A legal dispute involving an Arizona real estate development company has led to a rare court decision considering the “real estate operating company” (REOC) exception under the “plan asset” regulations of the Employee Retirement Income Security Act of 1974 as amended (ERISA). Under ERISA, the manager of a non-publicly traded entity in which an ERISA plan has a substantial equity interest may be held to ERISA fiduciary standards in managing that entity unless, e.g., the entity is an “operating company” (as distinguished from a passive investment entity) such as a REOC.

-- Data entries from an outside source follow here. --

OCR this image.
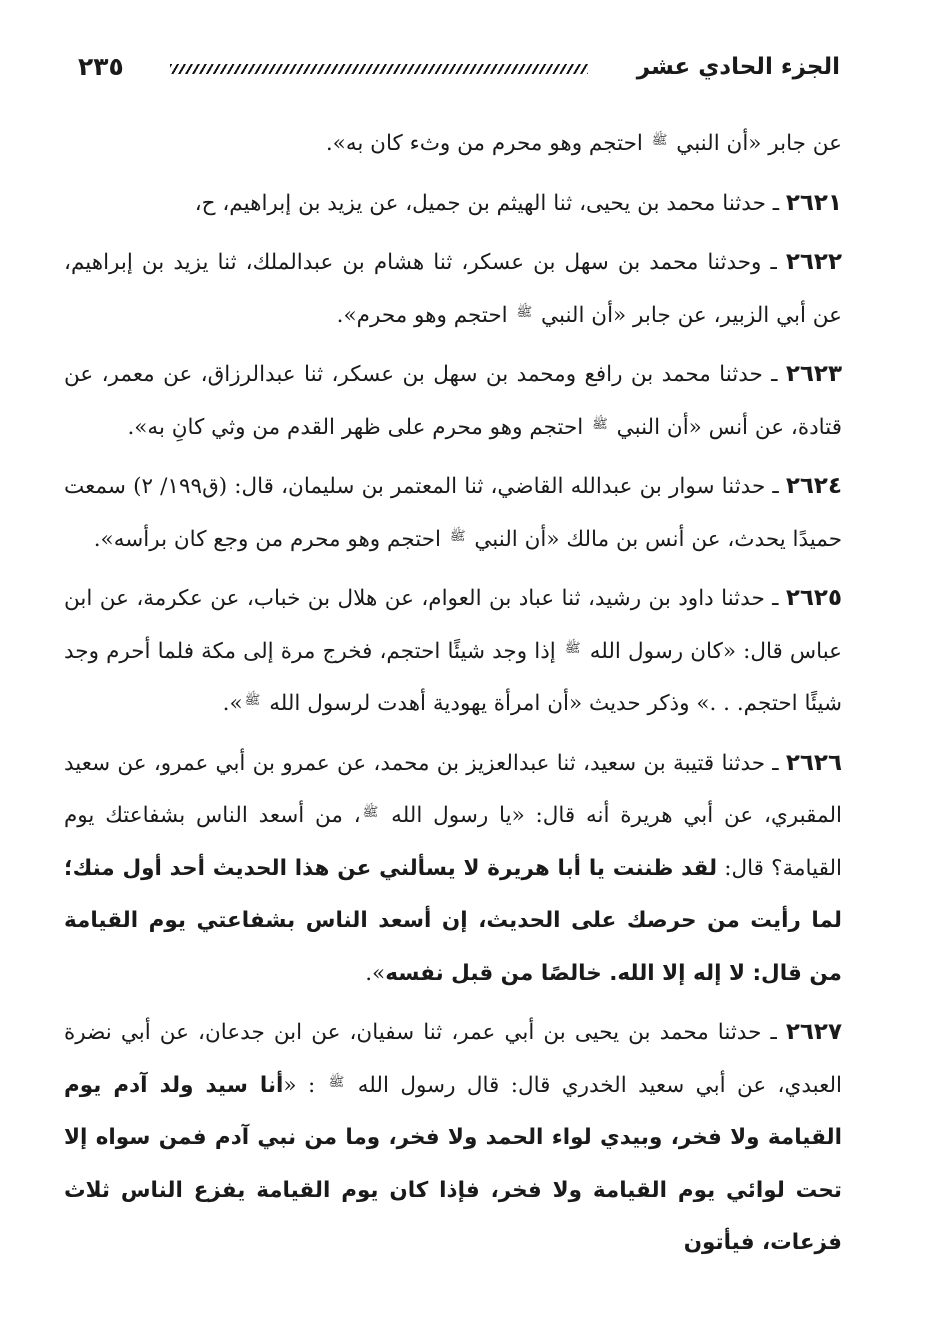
الجزء الحادي عشر
٢٣٥

عن جابر «أن النبي ﷺ احتجم وهو محرم من وثء كان به».

٢٦٢١ ـ حدثنا محمد بن يحيى، ثنا الهيثم بن جميل، عن يزيد بن إبراهيم، ح،

٢٦٢٢ ـ وحدثنا محمد بن سهل بن عسكر، ثنا هشام بن عبدالملك، ثنا يزيد بن إبراهيم، عن أبي الزبير، عن جابر «أن النبي ﷺ احتجم وهو محرم».

٢٦٢٣ ـ حدثنا محمد بن رافع ومحمد بن سهل بن عسكر، ثنا عبدالرزاق، عن معمر، عن قتادة، عن أنس «أن النبي ﷺ احتجم وهو محرم على ظهر القدم من وثي كانِ به».

٢٦٢٤ ـ حدثنا سوار بن عبدالله القاضي، ثنا المعتمر بن سليمان، قال: (ق١٩٩/ ٢) سمعت حميدًا يحدث، عن أنس بن مالك «أن النبي ﷺ احتجم وهو محرم من وجع كان برأسه».

٢٦٢٥ ـ حدثنا داود بن رشيد، ثنا عباد بن العوام، عن هلال بن خباب، عن عكرمة، عن ابن عباس قال: «كان رسول الله ﷺ إذا وجد شيئًا احتجم، فخرج مرة إلى مكة فلما أحرم وجد شيئًا احتجم. . .» وذكر حديث «أن امرأة يهودية أهدت لرسول الله ﷺ».

٢٦٢٦ ـ حدثنا قتيبة بن سعيد، ثنا عبدالعزيز بن محمد، عن عمرو بن أبي عمرو، عن سعيد المقبري، عن أبي هريرة أنه قال: «يا رسول الله ﷺ، من أسعد الناس بشفاعتك يوم القيامة؟ قال: لقد ظننت يا أبا هريرة لا يسألني عن هذا الحديث أحد أول منك؛ لما رأيت من حرصك على الحديث، إن أسعد الناس بشفاعتي يوم القيامة من قال: لا إله إلا الله. خالصًا من قبل نفسه».

٢٦٢٧ ـ حدثنا محمد بن يحيى بن أبي عمر، ثنا سفيان، عن ابن جدعان، عن أبي نضرة العبدي، عن أبي سعيد الخدري قال: قال رسول الله ﷺ : «أنا سيد ولد آدم يوم القيامة ولا فخر، وبيدي لواء الحمد ولا فخر، وما من نبي آدم فمن سواه إلا تحت لوائي يوم القيامة ولا فخر، فإذا كان يوم القيامة يفزع الناس ثلاث فزعات، فيأتون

In Hart Interior Design LLC 401k Profit Sharing Plan v. Recorp Invs. Inc., 2018 BL 147891, D. Ariz., No. 2:16-cv-02347-GMS (order on summary judgment motions, April 26, 2018):

  • An ERISA plan (Plan) purchased a 28% interest in a real estate development company (Carinos), which in turn acquired more than 1,250 acres of undeveloped New Mexico land and was managed by an affiliate (RII) of the business principal.
  • Some years later, by reason of state court actions on defaulted loans to the principal, an institutional lender/investor (IMH) acquired an indirect 36% interest in Carinos and ownership of RII.
  • IMH brought state court actions against Carinos to recover on an alleged secured debt executed by the principal and for unpaid management fees due to RII. The investors in Carinos were notified that it lacked funds to defend the lawsuits, and the Plan intervened to prevent default by Carinos.
  • The Plan then brought a federal court action under ERISA against IMH and RII, alleging they were ERISA fiduciaries by reason of their management responsibilities for Carinos and breached their duties under ERISA by pursuing unmerited litigation against Carinos and failing to provide certain material information requested by the Plan concerning the management of Carinos.
  • IMH and RII defended the action on the basis they were not ERISA fiduciaries, arguing in part that Carinos was a REOC, and moved for summary judgment.

In ruling that the record did not support summary judgment for the defendants, the court reasoned Carinos was not a REOC and:

  • To qualify under the REOC definition during each 12-month time period measured from an “initial valuation date,” Carinos must “in the ordinary course of its business [be] engaged directly in real estate management or development activities.” (The other elements of the REOC definition were not in dispute.)
  • While Carinos may have undertaken such activities in prior years, it was on the facts engaged solely in the passive holding of undeveloped real properties during the 12-month periods when the alleged fiduciary breaches occurred.
  • Instead, the record on summary judgment showed that any real estate management or development activities during the time period in question (primarily, concerning water resources on the property) were being undertaken directly by IMH, rather than by Carinos.

Eversheds Sutherland Observations

  • Any case that applies the plan asset regulation, much less the REOC exception, is worthy of attention.
  • This case specifically illustrates both (i) the subtleties of the timing rules embedded in the REOC definition and (ii) the importance of observing the formalities of business organizations in conducting management or development activities, if REOC status is to be maintained.
  • In discussing whether the allegations of fiduciary breach survived the summary judgment motion, the court also came to the interesting conclusion that IMH’s and RII’s conflict of interest in pursuing claims against Carinos was not a per se ERISA fiduciary breach (assuming they are ultimately held to be fiduciaries at trial), but there could be a breach if the debts and fees on which those claims are based prove not to be legitimate.